Вскоре после их отъезда в полку началось что-то непонятное: стали сокращать парки машин, выбраковывать танки и другую технику. Из 40 транспортных машин в роте оставили 12. Остальные отремонтировали, заправили и вывели на хоздвор. В один из дней дивизию посетил маршал К. И. Рокоссовский, о встрече с которым я расскажу дальше, в связи с еще одной очень интересной встречей.

В декабре все наконец прояснилось: дивизию сильно сокращали, приводя к нормальным штатам мирного времени. Сформировали команды по 50 человек. В нашу командиром назначили старшину Алексея Бабкина. В один из дней, числа 17–18 декабря, на 100 автомашинах, всего около 1000 человек, мы отправились в Бреслау, нынешний Вроцлав, где сдали машины 77-му автомобильному полку и стали ждать своей очереди отъезда на Родину.

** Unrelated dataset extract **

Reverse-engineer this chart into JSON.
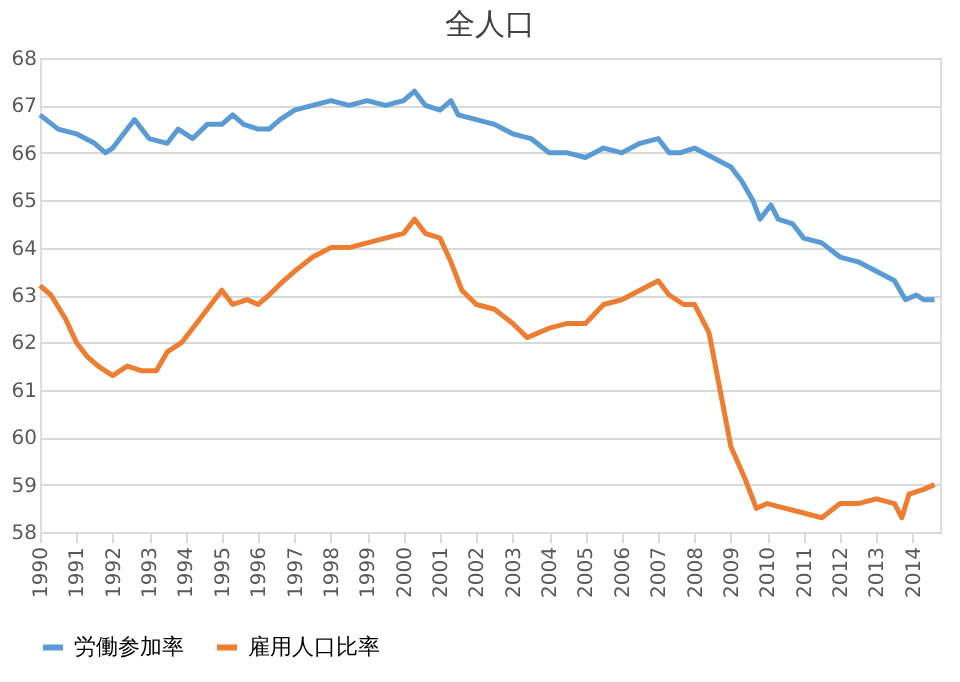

Эти дни ожидания были не праздными: когда подавали платформы, мы грузили автомобили для отправки в Союз, а иногда нас посылали загружать вагоны трофейным барахлом отъезжающих генералов. Однажды переносили тяжеленные добротно сколоченные ящики через две железнодорожные колеи в вагон под командованием генеральской жены, которая, не стесняясь присутствия молоденькой дочки, отдавала команды, сопровождавшиеся отборным матом. Алексей Бабкин шепнул, чтобы бросили ящик углом на рельсы, оттуда вывалилось и вдребезги разбилось красивое старинное пианино. Раздался крик генеральши, сравнимый с воем пикирующего бомбардировщика. Появился генерал, все понял и велел разбить еще один ящик, а бившуюся в истерическом припадке генеральшу, протяжно повторяющую «саксонский фарфор», увели солдаты, прибывшие с генералом.

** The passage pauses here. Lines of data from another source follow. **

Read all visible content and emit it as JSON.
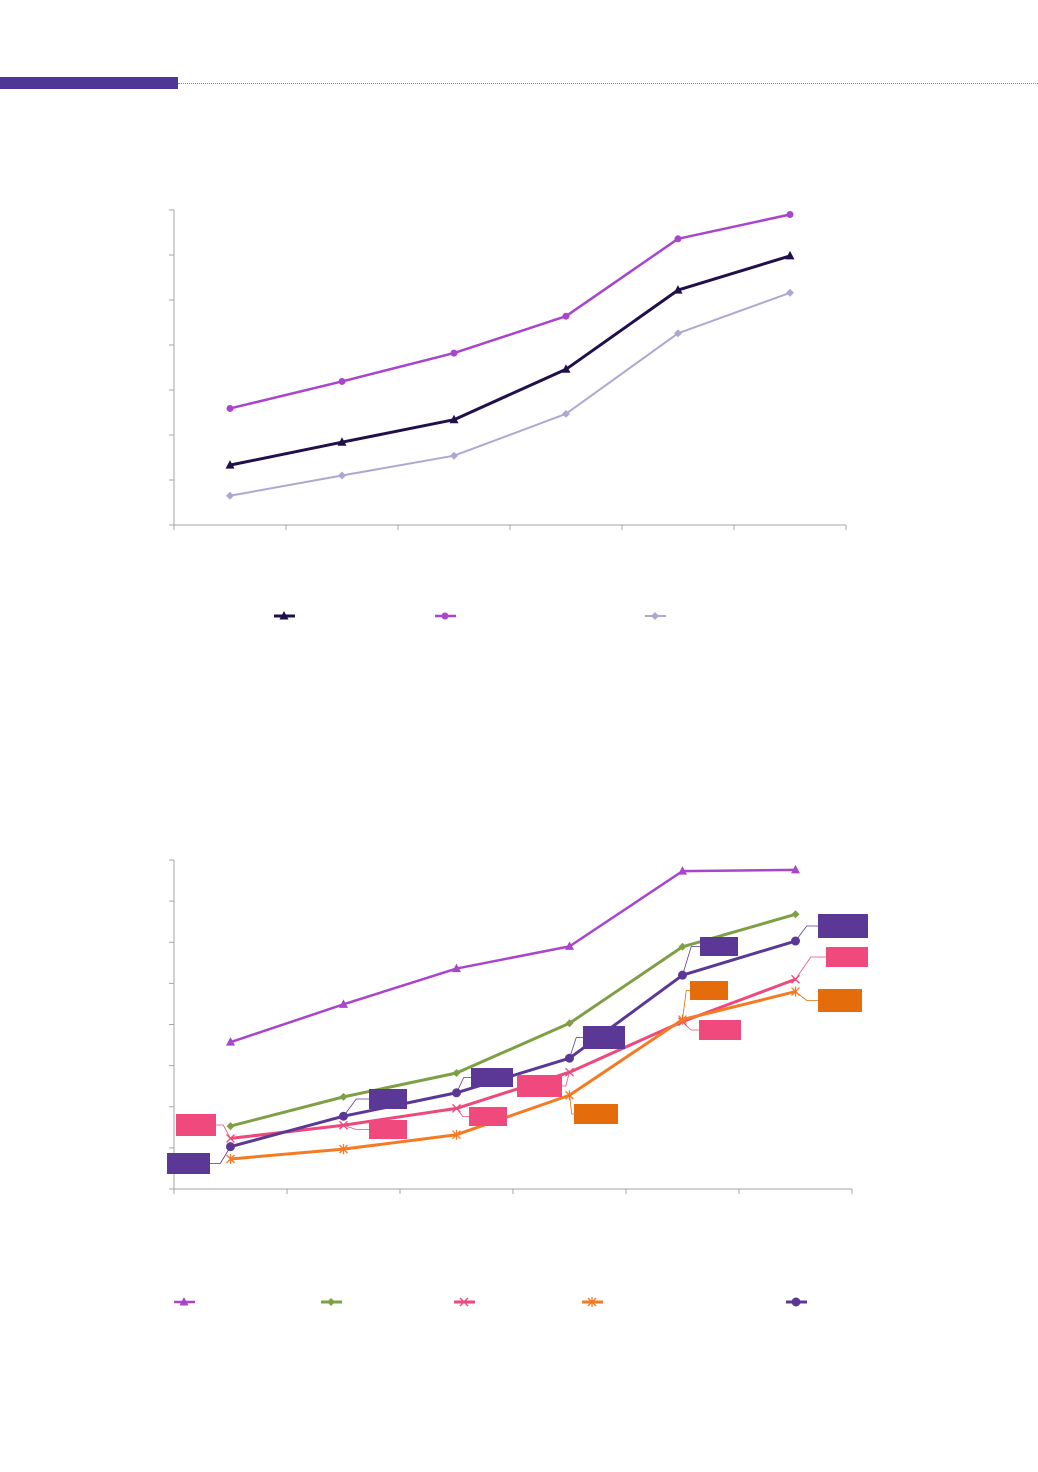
{
  "header": {
    "accent_color": "#4e3796"
  },
  "chart_data": [
    {
      "type": "line",
      "categories": [
        "",
        "",
        "",
        "",
        "",
        ""
      ],
      "ylim": [
        0,
        7
      ],
      "grid": false,
      "legend_position": "bottom",
      "series": [
        {
          "values": [
            1.33,
            1.84,
            2.34,
            3.46,
            5.22,
            5.98
          ],
          "color": "#200f4b",
          "marker": "triangle",
          "width": 3
        },
        {
          "values": [
            2.59,
            3.19,
            3.82,
            4.64,
            6.36,
            6.9
          ],
          "color": "#a944cc",
          "marker": "circle",
          "width": 2.5
        },
        {
          "values": [
            0.65,
            1.1,
            1.54,
            2.47,
            4.26,
            5.16
          ],
          "color": "#b1a6d3",
          "marker": "diamond",
          "width": 2
        }
      ]
    },
    {
      "type": "line",
      "categories": [
        "",
        "",
        "",
        "",
        "",
        ""
      ],
      "ylim": [
        0,
        8
      ],
      "grid": false,
      "legend_position": "bottom",
      "series": [
        {
          "values": [
            3.57,
            4.49,
            5.36,
            5.9,
            7.73,
            7.76
          ],
          "color": "#a944cc",
          "marker": "triangle",
          "width": 2.5
        },
        {
          "values": [
            1.53,
            2.24,
            2.82,
            4.03,
            5.89,
            6.68
          ],
          "color": "#7f9f45",
          "marker": "diamond",
          "width": 3
        },
        {
          "values": [
            1.23,
            1.55,
            1.96,
            2.84,
            4.07,
            5.1
          ],
          "color": "#ef487b",
          "marker": "x",
          "width": 3
        },
        {
          "values": [
            0.73,
            0.97,
            1.32,
            2.28,
            4.12,
            4.8
          ],
          "color": "#f47a23",
          "marker": "star",
          "width": 3
        },
        {
          "values": [
            1.03,
            1.77,
            2.34,
            3.18,
            5.2,
            6.03
          ],
          "color": "#5c3896",
          "marker": "dot",
          "width": 3
        }
      ]
    }
  ]
}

Бреслау — город-крепость, оборонялся в окружении почти до самого конца войны. Вокзал и несколько кварталов рядом с ним остались целыми, а весь город представлял собой груды битого кирпича. Через 40 лет, проезжая поездом через Вроцлав в Прагу, я вышел на перрон и, узнав, что стоянка 30 минут, прошел несколько сот метров по бывшим руинам. Никаких следов от них не осталось, а вокзал был до мелочей прежним.

В самом конце года настал наш черед, и нам подали длиннющий эшелон, состоящий из хорошо оборудованных вагонов, с новыми нарами, буржуйками, запасом дров и угля. Мы не знали в какой конец нашей огромной страны нас повезут, но были уверены, что ближе к дому, если даже и немножко мимо.